Sunday, 5 February 2012


Me, Luke and Marlene decide to head to Mumbai central. Looks easy enough on a map. 10km on the train, no problems. We leave the hostel and head to the train station. Walking down the side of the crazy main road. It's 30 degrees and seriously smoggy. Asking along the way locals tell us the station is "just there". Further and further. "it's just there". Eventually we find the station, and learn that the trains aren't running because of mechanical failure. We spend the next 30 minutes trying to find out what bus goes to town (it's the 84). We find the stop only to find hoards waiting. The bus comes and the hoard enters the bus, hanging off anything they can. Plan C is a tuk-tuk. After finally flagging one there is an argument between the driver and furious locals, wondering why he would take tourists over them. Pretty obvious. Now we're on the way. That is until the driver informs us that he's not allowed into the centre and his friend will take us from there in a taxi. He seemed to want us to pay him the whole amount and he would split it with his friend later. We declined, for fear of being ripped off when we get into Mumbai. He stops at the side of the road and a taxi is waiting there. From here on locals gathered around and two policemen appeared to sort out the confusion as to who was going to take these rich westerners. In the end the policeman with a metal pole ushered the tuk-tuk driver away and we boarded the taxi, agreeing on 300 rupees. This took another hour, with the driver being extremely grumpy. I'm not sure what exactly happened but they may not be friends anymore.

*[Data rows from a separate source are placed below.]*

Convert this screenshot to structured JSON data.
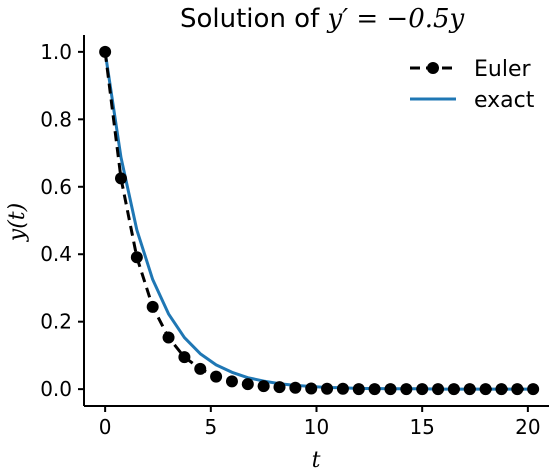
{
  "chart_data": {
    "type": "line",
    "title_prefix": "Solution of ",
    "title_math": "y′ = −0.5y",
    "xlabel": "t",
    "ylabel": "y(t)",
    "xlim": [
      -1,
      21
    ],
    "ylim": [
      -0.05,
      1.05
    ],
    "xticks": [
      0,
      5,
      10,
      15,
      20
    ],
    "yticks": [
      0.0,
      0.2,
      0.4,
      0.6,
      0.8,
      1.0
    ],
    "xtick_labels": [
      "0",
      "5",
      "10",
      "15",
      "20"
    ],
    "ytick_labels": [
      "0.0",
      "0.2",
      "0.4",
      "0.6",
      "0.8",
      "1.0"
    ],
    "grid": false,
    "legend_position": "top-right",
    "series": [
      {
        "name": "Euler",
        "style": "dashed-with-markers",
        "color": "#000000",
        "x": [
          0,
          0.75,
          1.5,
          2.25,
          3.0,
          3.75,
          4.5,
          5.25,
          6.0,
          6.75,
          7.5,
          8.25,
          9.0,
          9.75,
          10.5,
          11.25,
          12.0,
          12.75,
          13.5,
          14.25,
          15.0,
          15.75,
          16.5,
          17.25,
          18.0,
          18.75,
          19.5,
          20.25
        ],
        "y": [
          1.0,
          0.625,
          0.391,
          0.244,
          0.153,
          0.095,
          0.06,
          0.037,
          0.023,
          0.015,
          0.009,
          0.006,
          0.004,
          0.002,
          0.001,
          0.001,
          0.0,
          0.0,
          0.0,
          0.0,
          0.0,
          0.0,
          0.0,
          0.0,
          0.0,
          0.0,
          0.0,
          0.0
        ]
      },
      {
        "name": "exact",
        "style": "solid",
        "color": "#1f77b4",
        "x": [
          0,
          0.75,
          1.5,
          2.25,
          3.0,
          3.75,
          4.5,
          5.25,
          6.0,
          6.75,
          7.5,
          8.25,
          9.0,
          9.75,
          10.5,
          11.25,
          12.0,
          12.75,
          13.5,
          14.25,
          15.0,
          15.75,
          16.5,
          17.25,
          18.0,
          18.75,
          19.5,
          20.25
        ],
        "y": [
          1.0,
          0.687,
          0.472,
          0.325,
          0.223,
          0.153,
          0.105,
          0.072,
          0.05,
          0.034,
          0.024,
          0.016,
          0.011,
          0.008,
          0.005,
          0.004,
          0.002,
          0.002,
          0.001,
          0.001,
          0.001,
          0.0,
          0.0,
          0.0,
          0.0,
          0.0,
          0.0,
          0.0
        ]
      }
    ]
  }
}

The trains were running on the journey back. It took 45 minutes and 8 rupees!

Saturday, 4 February 2012


The high-rises, slums and rivers of tuk-tuk unfold 30 meters below me as the plane comes into land. It seems like the runway is never going to appear. More houses... cars... ah, there it is. I get off the plane and straight through security then out into searing (compared to -10 in the UK) heat. Immediately greeted by a smiling driver from the Anjali hostel i'm bundled into a car and we head off into the madness. This is culture shock at its greatest. Did i make the right choice coming to India first? Maybe i should've warmed up in South East Asia.

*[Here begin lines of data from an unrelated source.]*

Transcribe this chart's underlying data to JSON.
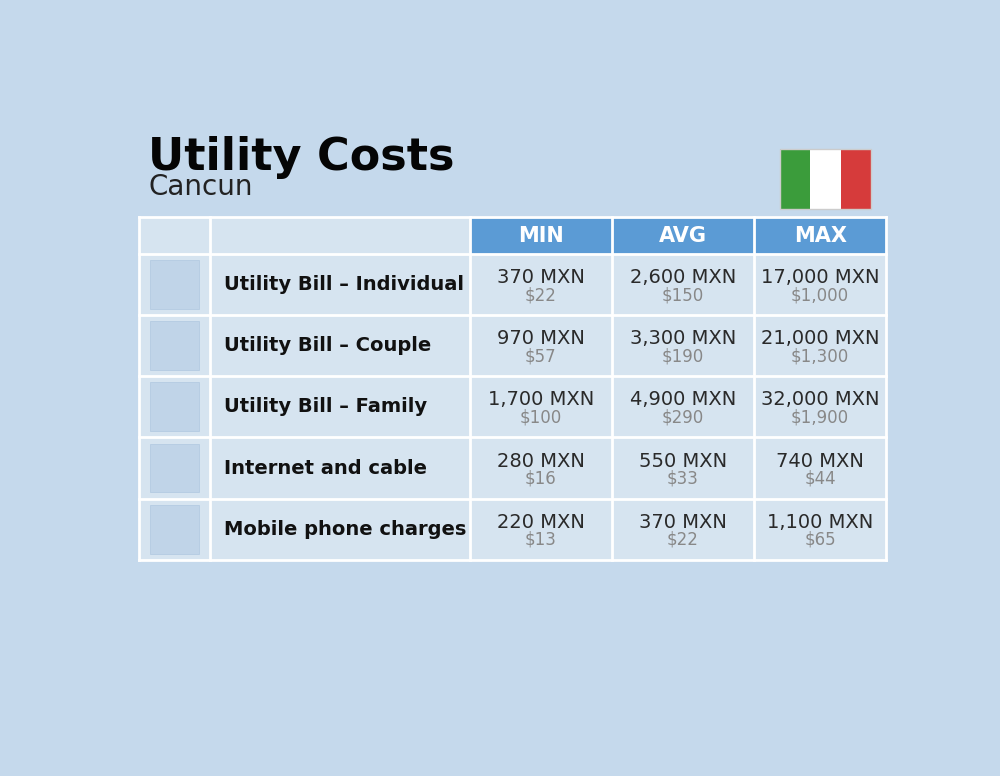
{
  "title": "Utility Costs",
  "subtitle": "Cancun",
  "background_color": "#c5d9ec",
  "header_bg_color": "#5b9bd5",
  "header_text_color": "#ffffff",
  "row_bg_color": "#d6e4f0",
  "separator_color": "#ffffff",
  "cell_text_color": "#2a2a2a",
  "usd_text_color": "#888888",
  "label_text_color": "#111111",
  "title_color": "#050505",
  "subtitle_color": "#222222",
  "rows": [
    {
      "label": "Utility Bill – Individual",
      "min_mxn": "370 MXN",
      "min_usd": "$22",
      "avg_mxn": "2,600 MXN",
      "avg_usd": "$150",
      "max_mxn": "17,000 MXN",
      "max_usd": "$1,000"
    },
    {
      "label": "Utility Bill – Couple",
      "min_mxn": "970 MXN",
      "min_usd": "$57",
      "avg_mxn": "3,300 MXN",
      "avg_usd": "$190",
      "max_mxn": "21,000 MXN",
      "max_usd": "$1,300"
    },
    {
      "label": "Utility Bill – Family",
      "min_mxn": "1,700 MXN",
      "min_usd": "$100",
      "avg_mxn": "4,900 MXN",
      "avg_usd": "$290",
      "max_mxn": "32,000 MXN",
      "max_usd": "$1,900"
    },
    {
      "label": "Internet and cable",
      "min_mxn": "280 MXN",
      "min_usd": "$16",
      "avg_mxn": "550 MXN",
      "avg_usd": "$33",
      "max_mxn": "740 MXN",
      "max_usd": "$44"
    },
    {
      "label": "Mobile phone charges",
      "min_mxn": "220 MXN",
      "min_usd": "$13",
      "avg_mxn": "370 MXN",
      "avg_usd": "$22",
      "max_mxn": "1,100 MXN",
      "max_usd": "$65"
    }
  ],
  "col_headers": [
    "MIN",
    "AVG",
    "MAX"
  ],
  "flag_green": "#3b9c3b",
  "flag_white": "#ffffff",
  "flag_red": "#d63b3b"
}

I cannot sleep sitting up, so had no sleep whatsoever on the flight over. I get to the hostel and start chatting to a tall, long-haired chap from Cornwall. He suggests going out, checking out a Hari Krishna temple. Why not! Seems pointless to sleep now. The hostel is 200m back from the main road. A dusty side street, a few kiosks, some dogs and laughing children. We exit the side street onto mayhem. A trillion tuk-tuk's, cars, people, animals, revving, talking, barking, beeping. BEEPING! The pollution is intoxicating and headache inducing but the whole scene is utterly fascinating. I often found myself staring:  "how on earth is this possible??" We get a tuk-tuk to the temple, the driver gleeful that he'd found some westerners to rip-off. Not in a bad way, he felt opportunity knock. Constantly haggling your price before, during and after becomes tiresome after a while but if you have a general idea of journey length a good estimate can be made, and stuck to. After the temple and a beach walk with the locals and their actual pet dogs we haggle back through the carnage to the hostel.

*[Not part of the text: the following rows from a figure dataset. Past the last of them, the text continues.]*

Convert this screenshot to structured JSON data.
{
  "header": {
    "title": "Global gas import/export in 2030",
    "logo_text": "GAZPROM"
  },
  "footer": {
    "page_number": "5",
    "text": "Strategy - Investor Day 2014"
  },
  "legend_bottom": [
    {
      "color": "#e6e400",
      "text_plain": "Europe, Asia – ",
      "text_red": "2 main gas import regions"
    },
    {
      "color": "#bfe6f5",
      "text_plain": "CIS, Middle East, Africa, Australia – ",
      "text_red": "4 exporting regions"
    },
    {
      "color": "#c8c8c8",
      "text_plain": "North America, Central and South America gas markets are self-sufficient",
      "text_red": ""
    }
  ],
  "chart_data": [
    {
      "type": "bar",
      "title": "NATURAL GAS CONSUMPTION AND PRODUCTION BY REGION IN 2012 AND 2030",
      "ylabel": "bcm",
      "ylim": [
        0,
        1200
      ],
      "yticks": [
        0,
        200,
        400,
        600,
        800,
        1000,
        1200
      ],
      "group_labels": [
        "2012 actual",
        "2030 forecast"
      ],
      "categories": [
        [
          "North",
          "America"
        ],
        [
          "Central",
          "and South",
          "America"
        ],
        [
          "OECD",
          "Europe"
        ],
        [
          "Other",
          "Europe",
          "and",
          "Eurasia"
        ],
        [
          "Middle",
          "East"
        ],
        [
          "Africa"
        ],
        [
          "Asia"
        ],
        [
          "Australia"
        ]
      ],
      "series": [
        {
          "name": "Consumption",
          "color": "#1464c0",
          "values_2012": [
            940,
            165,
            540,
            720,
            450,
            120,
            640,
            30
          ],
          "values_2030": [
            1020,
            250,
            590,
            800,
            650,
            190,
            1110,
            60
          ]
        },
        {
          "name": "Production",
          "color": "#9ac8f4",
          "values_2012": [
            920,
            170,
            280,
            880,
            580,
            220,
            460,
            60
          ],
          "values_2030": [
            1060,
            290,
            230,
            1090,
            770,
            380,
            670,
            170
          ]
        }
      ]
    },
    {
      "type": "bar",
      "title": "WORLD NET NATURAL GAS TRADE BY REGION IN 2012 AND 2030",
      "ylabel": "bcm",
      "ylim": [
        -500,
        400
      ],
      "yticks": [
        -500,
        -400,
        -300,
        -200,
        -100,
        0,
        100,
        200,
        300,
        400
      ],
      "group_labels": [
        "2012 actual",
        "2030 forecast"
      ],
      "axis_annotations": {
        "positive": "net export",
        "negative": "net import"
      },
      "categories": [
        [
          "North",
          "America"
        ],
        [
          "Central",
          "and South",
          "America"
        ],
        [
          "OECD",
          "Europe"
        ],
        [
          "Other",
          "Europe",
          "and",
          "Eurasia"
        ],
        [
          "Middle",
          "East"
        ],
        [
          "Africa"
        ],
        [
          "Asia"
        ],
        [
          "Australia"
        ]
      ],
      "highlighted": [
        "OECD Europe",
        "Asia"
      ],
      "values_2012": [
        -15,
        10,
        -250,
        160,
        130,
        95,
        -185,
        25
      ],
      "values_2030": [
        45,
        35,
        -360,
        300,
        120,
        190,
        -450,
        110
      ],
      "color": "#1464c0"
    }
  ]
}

I woke up 13 hours later, head on kindle.

Friday, 3 February 2012

Goodbye England

The remnants of my Dalston room packed and shipped to Birmingham courtesy of Bishshat. This weeks packing was punctuated with trips to the theatre, cinema, galleries and some singing at White Hart lane. I now have no home, no car and no job. How liberating!

I now sit at Birmingham airport waiting for seat 44 on Emirates flight EK083 to arrive at gate 44 (it's 25 minutes late). My life for the next year rests next to me, squeezed into a 38 litre osprey rucksack. Birmingham airport is an incredibly civilised experience when compared to any London terminal although there is an alarming cardboard cut out projection lady welcoming you. A quick bag check by a friendly Brummie  about the liquids i have on me (i didn't check anything in) and i'm through. Despite the full English last supper mom cooked me two hours ago i get some "guess the flavour" crisps from WHSmith and paw greasy fingerprints over this laptop. I couldn't guess the flavour. Next stop Mumbai.